The bolt pattern is more than just counting the number of bolts for your wheel. You also need to know what the spacing is. Bolt pattern is determined by two numbers, “5-on-5” for example. The first number is the number of bolts or lugs, the second number is the diameter in inches of the bolt circle.

The bolt circle is the circle you can make by connecting the bolts. Alternatively, you could measure from the center of one bolt to the center of the wheel hub to find the radius. Then just multiply the radius by two to find the diameter.

Load Rating

The load rating is straightforward, it is the amount of weight the wheel can carry. The more bolts there are and the bigger the bolt circle is, the more load a wheel can take.

This is why some larger offroad vehicles will have many bolts in a large circle compared to a small city compact. Furthermore, the type of material the rim is made of will also impact the load rating.

Center Bore

Center bore is a critical element when you are using hub-centric wheels, and for fitting over full-floating axles, and locking hubs.

Bead Seat

Bead seat is likely only going to matter to you if you like off-roading with extremely low tire pressures. The bead seat keeps the tire on the wheel, the higher and wider the bead seat, the lower you can go, pressure-wise.

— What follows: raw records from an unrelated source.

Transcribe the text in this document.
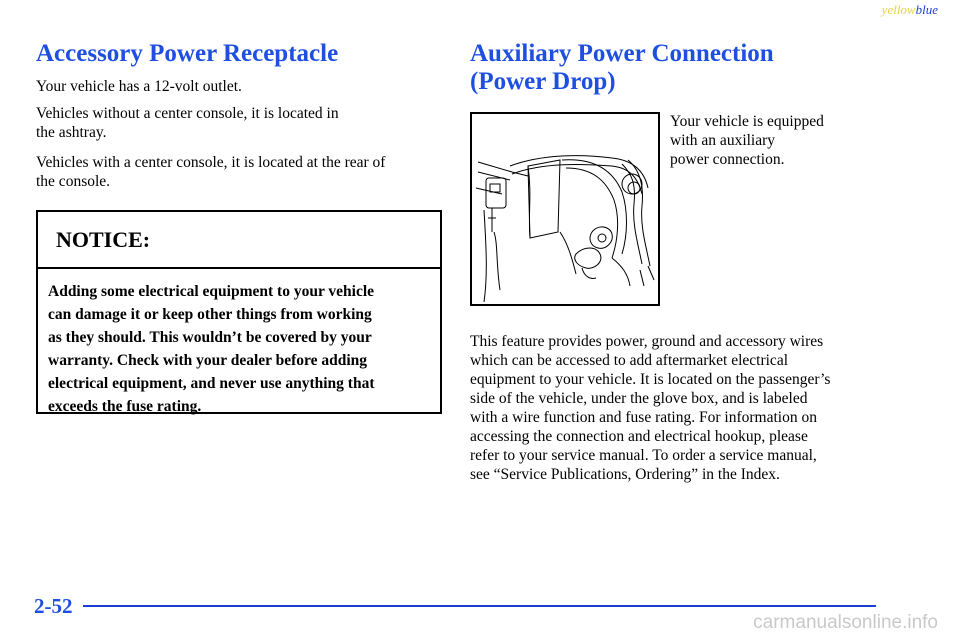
yellowblue
Accessory Power Receptacle

Your vehicle has a 12-volt outlet.

Vehicles without a center console, it is located in

the ashtray.

Vehicles with a center console, it is located at the rear of

the console.

NOTICE:
Adding some electrical equipment to your vehicle
can damage it or keep other things from working
as they should. This wouldn’t be covered by your
warranty. Check with your dealer before adding
electrical equipment, and never use anything that
exceeds the fuse rating.
Auxiliary Power Connection
(Power Drop)

Your vehicle is equipped

with an auxiliary

power connection.

This feature provides power, ground and accessory wires

which can be accessed to add aftermarket electrical

equipment to your vehicle. It is located on the passenger’s

side of the vehicle, under the glove box, and is labeled

with a wire function and fuse rating. For information on

accessing the connection and electrical hookup, please

refer to your service manual. To order a service manual,

see “Service Publications, Ordering” in the Index.

2-52
carmanualsonline.info
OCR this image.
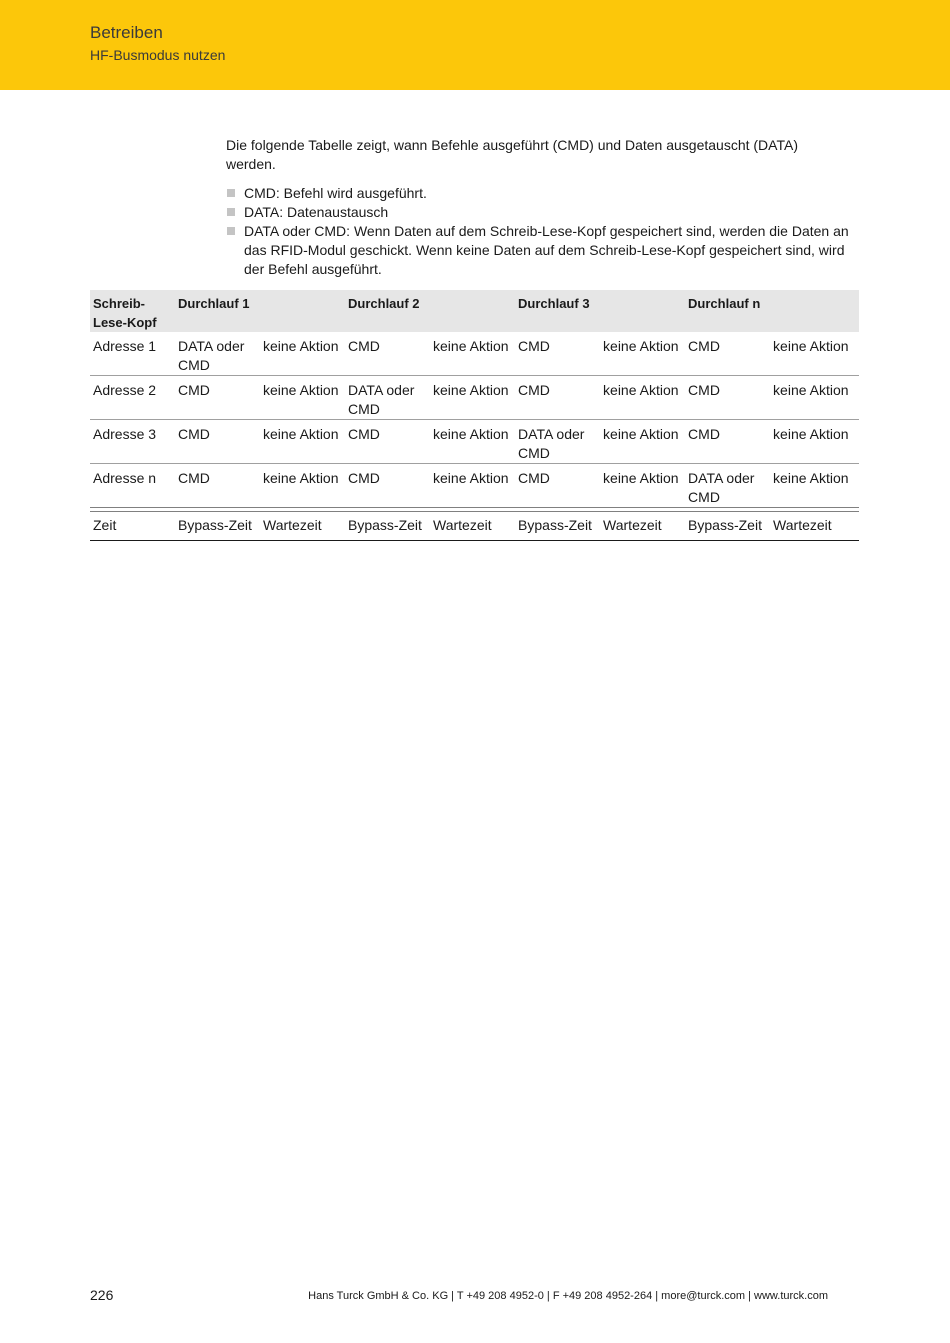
Betreiben
HF-Busmodus nutzen

Die folgende Tabelle zeigt, wann Befehle ausgeführt (CMD) und Daten ausgetauscht (DATA) werden.

CMD: Befehl wird ausgeführt.
DATA: Datenaustausch
DATA oder CMD: Wenn Daten auf dem Schreib-Lese-Kopf gespeichert sind, werden die Daten an das RFID-Modul geschickt. Wenn keine Daten auf dem Schreib-Lese-Kopf gespeichert sind, wird der Befehl ausgeführt.
Schreib-Lese-Kopf	Durchlauf 1		Durchlauf 2		Durchlauf 3		Durchlauf n	
Adresse 1	DATA oder CMD	keine Aktion	CMD	keine Aktion	CMD	keine Aktion	CMD	keine Aktion
Adresse 2	CMD	keine Aktion	DATA oder CMD	keine Aktion	CMD	keine Aktion	CMD	keine Aktion
Adresse 3	CMD	keine Aktion	CMD	keine Aktion	DATA oder CMD	keine Aktion	CMD	keine Aktion
Adresse n	CMD	keine Aktion	CMD	keine Aktion	CMD	keine Aktion	DATA oder CMD	keine Aktion

Zeit	Bypass-Zeit	Wartezeit	Bypass-Zeit	Wartezeit	Bypass-Zeit	Wartezeit	Bypass-Zeit	Wartezeit
226	Hans Turck GmbH & Co. KG | T +49 208 4952-0 | F +49 208 4952-264 | more@turck.com | www.turck.com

Some serious off-roaders use beadlocking wheels. This adds a mechanical clamping bead that holds the tire on the rim. Allowing the tire to stay on the wheel even if the pressure reaches zero. If off-roading interests you, Goodyear offers some of the best off-road tires.

What Are the Cost Factors When Looking for New Rims?

As long as you stick to the recommended dimensions for your vehicle the main cost factors are going to be brand and material. Additionally, you probably want to get some new tires with your new rims, in which case, tires will also affect the overall cost. As far as tires and costs go, remember you get what you pay for, so try to avoid the super cheap tires.

As I mentioned, depending on the type of material the rims are made of will determine the cost of the rim. The cheapest set of rims can go for as little as $90 up to and above $1,000. Below is a list of cheaper rims of different materials.

  • Basic steel rims – $90-$100
  • Aluminum alloy rims – $110-$130
  • Painted finish rims (black/white) – $100-$280
  • Bronze coated rims – $100-$300
  • Chrome-plated rims – $150-$290
  • Graphite coated rims – $124-$470

America’s Tire often has good rims at affordable prices, just make sure all your dimensions are accurate.


Simply fitting your tires to rims is quite cheap; $10-$20, I got mine fitted for 13 bucks. Where cost becomes a real factor is if you buy a new set of rim or tires. Furthermore, it is important that you fit the right size equipment on your vehicle.